Так мы шли до самого вечера, когда наткнулись в большом селе на постоялый двор низшего разряда и вошли в него закусить.
Поев со мной щей с кашей из одной миски, Союзов сказал хозяину, высокому, крепкому старику, занимавшемуся своим делом, не обращая на нас никакого внимания:
— А мы у тебя и переночуем. До Костромы все равно не дойти сегодня.
— Переночуйте! Да только пашпорта-то у вас с собой ли?
— С собой!
— То-то же. Мне их не надо! — сказал он, отмахиваясь от Союзова, полезшего в карман за паспортом. — Для вас нужны. Тут облавы везде ночные бывают. Полиция семь раз за лето окружала и мой двор, как будто какой разбойный притон. Всех, кто пашпорта не представил, хватали и увозили, да и с пашпортами-то не все отделывались. Просто житья не стало.
— А из-за чего? — спросил я.
— Да тутотки недалеко бунт затевали. Хотели по-новому жисть устроить.
— А много народу облавами переловили?
— Бегунов много попалось. А из настоящих-то только двоих застали на месте. Все другие проведали раньше о беде и ушли в другие губернии.
— А сегодня не будет здесь облавы?
— А кто ее знает? Вчера кум приходил предупреждать, что начальство опять заворошилось.
Мы помолчали.
— Уж не лучше ли нам уйти да переночевать у кого в деревне? — сказал я нерешительно.
— Как хотите! — ответил хозяин. — Я предупредил, чтобы потом не пеняли на меня.
Мы собрали свои пожитки и вышли в темноту ночи, которая сначала показалась нам почти непроницаемой. Сильный порыв ветра, вырвавшись из-за угла, обсыпал наши лица мелкими холодными снежинками. Мы не хотели останавливаться в этой деревне. Здесь, казалось нам, было опасно, и мы пошли далее по низкому берегу Волги.
— А ведь и в следующей деревне может быть облава! — сказал Союзов.
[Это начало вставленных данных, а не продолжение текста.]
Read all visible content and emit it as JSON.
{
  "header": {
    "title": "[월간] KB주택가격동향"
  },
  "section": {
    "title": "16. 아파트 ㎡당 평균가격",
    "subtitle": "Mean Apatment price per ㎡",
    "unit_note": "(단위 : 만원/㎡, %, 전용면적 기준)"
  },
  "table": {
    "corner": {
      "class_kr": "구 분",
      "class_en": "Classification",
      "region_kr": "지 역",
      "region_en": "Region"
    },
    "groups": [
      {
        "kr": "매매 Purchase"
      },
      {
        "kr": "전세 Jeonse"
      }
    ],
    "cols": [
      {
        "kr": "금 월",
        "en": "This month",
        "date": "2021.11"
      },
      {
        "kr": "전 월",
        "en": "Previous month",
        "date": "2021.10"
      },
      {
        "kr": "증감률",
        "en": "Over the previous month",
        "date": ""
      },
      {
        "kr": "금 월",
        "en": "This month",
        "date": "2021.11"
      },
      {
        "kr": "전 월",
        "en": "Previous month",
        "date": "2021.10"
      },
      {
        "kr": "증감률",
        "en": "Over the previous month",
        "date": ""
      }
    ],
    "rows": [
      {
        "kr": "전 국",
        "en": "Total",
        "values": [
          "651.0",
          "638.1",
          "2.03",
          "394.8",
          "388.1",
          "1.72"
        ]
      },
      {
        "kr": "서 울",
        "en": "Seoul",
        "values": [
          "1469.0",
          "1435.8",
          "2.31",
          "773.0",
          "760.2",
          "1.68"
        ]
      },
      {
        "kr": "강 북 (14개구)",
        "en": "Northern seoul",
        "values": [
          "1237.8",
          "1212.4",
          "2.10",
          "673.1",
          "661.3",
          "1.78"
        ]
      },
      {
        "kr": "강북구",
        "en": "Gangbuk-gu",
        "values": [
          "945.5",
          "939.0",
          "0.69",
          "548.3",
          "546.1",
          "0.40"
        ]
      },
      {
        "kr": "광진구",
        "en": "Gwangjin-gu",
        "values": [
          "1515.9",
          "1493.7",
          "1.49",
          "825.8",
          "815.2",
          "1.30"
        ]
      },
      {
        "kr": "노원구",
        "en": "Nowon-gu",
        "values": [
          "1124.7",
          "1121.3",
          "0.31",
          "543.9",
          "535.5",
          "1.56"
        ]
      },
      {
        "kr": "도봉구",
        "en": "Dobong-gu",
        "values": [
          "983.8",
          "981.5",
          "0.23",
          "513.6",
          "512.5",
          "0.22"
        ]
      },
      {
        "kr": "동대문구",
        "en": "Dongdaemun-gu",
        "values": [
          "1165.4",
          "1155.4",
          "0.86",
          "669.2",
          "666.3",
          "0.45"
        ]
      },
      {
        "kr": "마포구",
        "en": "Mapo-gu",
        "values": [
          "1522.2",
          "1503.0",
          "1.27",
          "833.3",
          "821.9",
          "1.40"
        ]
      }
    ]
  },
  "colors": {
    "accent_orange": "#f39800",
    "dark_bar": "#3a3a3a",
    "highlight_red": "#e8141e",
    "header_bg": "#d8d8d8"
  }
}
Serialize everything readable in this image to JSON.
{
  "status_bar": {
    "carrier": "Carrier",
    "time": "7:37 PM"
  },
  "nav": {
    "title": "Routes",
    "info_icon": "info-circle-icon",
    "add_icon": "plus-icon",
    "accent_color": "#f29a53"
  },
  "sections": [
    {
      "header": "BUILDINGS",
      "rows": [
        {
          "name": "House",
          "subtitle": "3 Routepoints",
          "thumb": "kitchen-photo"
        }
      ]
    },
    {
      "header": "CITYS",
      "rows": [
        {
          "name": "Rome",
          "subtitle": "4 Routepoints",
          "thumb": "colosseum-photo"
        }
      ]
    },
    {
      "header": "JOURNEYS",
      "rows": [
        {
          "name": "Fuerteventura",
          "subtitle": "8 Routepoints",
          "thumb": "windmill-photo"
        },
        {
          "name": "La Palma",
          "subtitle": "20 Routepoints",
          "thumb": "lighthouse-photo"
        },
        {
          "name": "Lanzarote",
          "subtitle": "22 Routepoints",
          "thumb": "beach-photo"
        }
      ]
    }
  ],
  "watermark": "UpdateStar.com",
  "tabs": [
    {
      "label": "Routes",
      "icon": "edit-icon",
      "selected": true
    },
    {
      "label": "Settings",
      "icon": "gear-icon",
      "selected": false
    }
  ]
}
— Конечно. Давай-ка переночуем снова где-нибудь под открытым небом. Нам уж не привыкать спать.
— Да, так лучше! — ответил он. — Я сам хотел предложить тебе.
— Но где бы нам устроиться? Сквозь идущий снег и темноту далеко не видно, а только кажется мне, что тут везде чистое поле.
Однако наши глаза мало-помалу стали приспособляться к темноте, и, отойдя версты за две от деревни, мы увидели направо от дороги, на берегу, лежащую вверх дном большую лодку, очевидно, вытащенную рыбаками на зиму. Мы подошли и осмотрели ее. Со стороны дороги она лежала бортом, плотно прилегая к земле, и была наполовину засыпана снегом. С другой же стороны, дальше от дороги, вьюга нанесла перед нею высокий гребень снега, а борт значительно приподнимался над землей.
Под лодку было легко залезть. Я первый попробовал это и очутился под ее дном, которое во мраке мог лишь ощупать руками. Все поперечные скамьи лодки были сняты и унесены отсюда, и под нею образовалось пространство, достаточное для помещения нас обоих вместе со всеми нашими пожитками.
— Влезай! — позвал я Союзова. — Здесь очень хорошо.
Он влез. Мы завернулись плотно в наши архалуки, положили около себя пилы и топоры и попытались спать, очень довольные своей находчивостью.
Однако же дело оказалось совсем не так прекрасно, как нам рисовалось с первого начала. Ветер все крепчал. Он мчался с Волги и, как всегда бывает, расчищал от снега ближайшую к нему сторону лодки и ссыпал его на противоположный, заветренный бок. Настоящие снежные вихри начали врываться один за другим к нам в глубину и дуть на наши щеки, плечи и ноги, как через паяльную трубу.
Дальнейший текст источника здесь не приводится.